So I think that I've decided on the generation.

EMSNaruto: Thank you very much, hopefully you'll like this one too.

Slytherin'sBlackUnicorn: I hope to keep you interested, they with good name.

Welp: You're right, Martians are shape-shifters. Martians have a lot more powers than just that. Shape shifting, walking through walls, invisibility, invulnerability, resistance to cold, flight, superhuman strength, durability, self-sustenance, multi-senses, tornado breath, breathing under water, and laser vision.

In case anyone was curious K'hym is actually canon DC. She's the Martian Manhunters dead daughter.


On my way to the village of foliage I learned some very important things.

I may have still had my mind, but my body was entirely human.

I couldn't regenerate, I couldn't walk through wall, disappear or see near as well as I used to. My lungs were weak and my senses dulled. I needed to eat to live, I couldn't lift heavy things using only my body.

Most importantly I couldn't sustain myself.

I needed food and water, and so resorted to stealing or 'suggesting' that stuff be given to me. It was irritating, infuriating. I was determined to change it.

In theory I could still shape shift, if I locked onto my body with my mind and forcibly changed the individual cells into what I wanted. I tried it, and nearly killed myself in the attempt. I wouldn't be doing it again.

All I had left was telepathy and telekinesis.

It served me well enough on my way to Konoha. That didn't mean I was any happier being lowered to the status of 'human', a war mongering breed of apes that were only good for television and vengeance seeking.

At least, that's what I had started to think by the time the tall gates of the village loomed above me.

It was almost worryingly easy to push the attention of the gate guards to someone else. All she had to do was stick close to a family that was already so large they were having trouble juggling all of their passports and papers. A little push of attention to the crying tot in the mothers arm, a tug towards the red face of the frustrated father. That was all it took to get into the village.

As I separated from the family out of view of the ninja I realized I had no idea what I was going to do once I was there. I wanted answers, I wanted to know how I got there and what was happening. When I was, what I was to do now that I had no family and no Daiki.

I had spent weeks trooping from the sea to the middle of the forests, tricking and tugging people into sharing with me even when they didn't have much to share in the first place.

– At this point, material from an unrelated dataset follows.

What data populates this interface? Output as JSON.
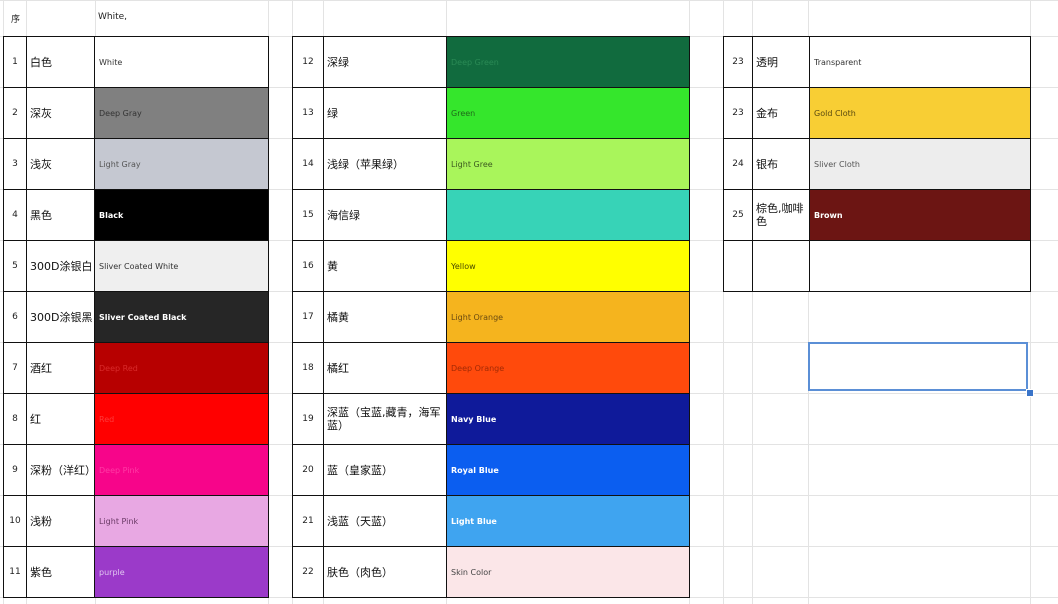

I didn't know what to do now that I was there.

There was the obvious answer of 'be a ninja' but I doubted I would make a good one. I didn't like hurting people. I was too much of an empath for it to work well. I couldn't be a ninja, really, it would end terribly. I couldn't kill someone.

I wasn't white after all.

Well, I glanced at my reflection with distaste as I passed a window. I wasn't.


I didn't really feel like risking my luck brainwashing ninja so I stuck to the civilian side of town for the rest of the week, finding a house that belonged to a man on vacation to the Land of Honey. He wouldn't be back for a while, seven months at least according to his neighbors, so I set up camp in his home.

I never turned lights on, never let anyone notice that I was there.

It was just a base, most of my time was spent in the library, sorting through books and scrolls that I probably shouldn't have had access to. I learned a little, about space –time ninja things and various concepts of reincarnation. None of it was something that I didn't already know or that I could find flaws in. Humans were so far behind the rest of the universe….

It was frustrating.

By the end of the third month I had given up on trying to get any help. I didn't even know what I was looking for.

A way home? Home was gone.

A life? I could get one.

Knowledge? I already knew most of that.

So what?

What do you do when your life has no purpose?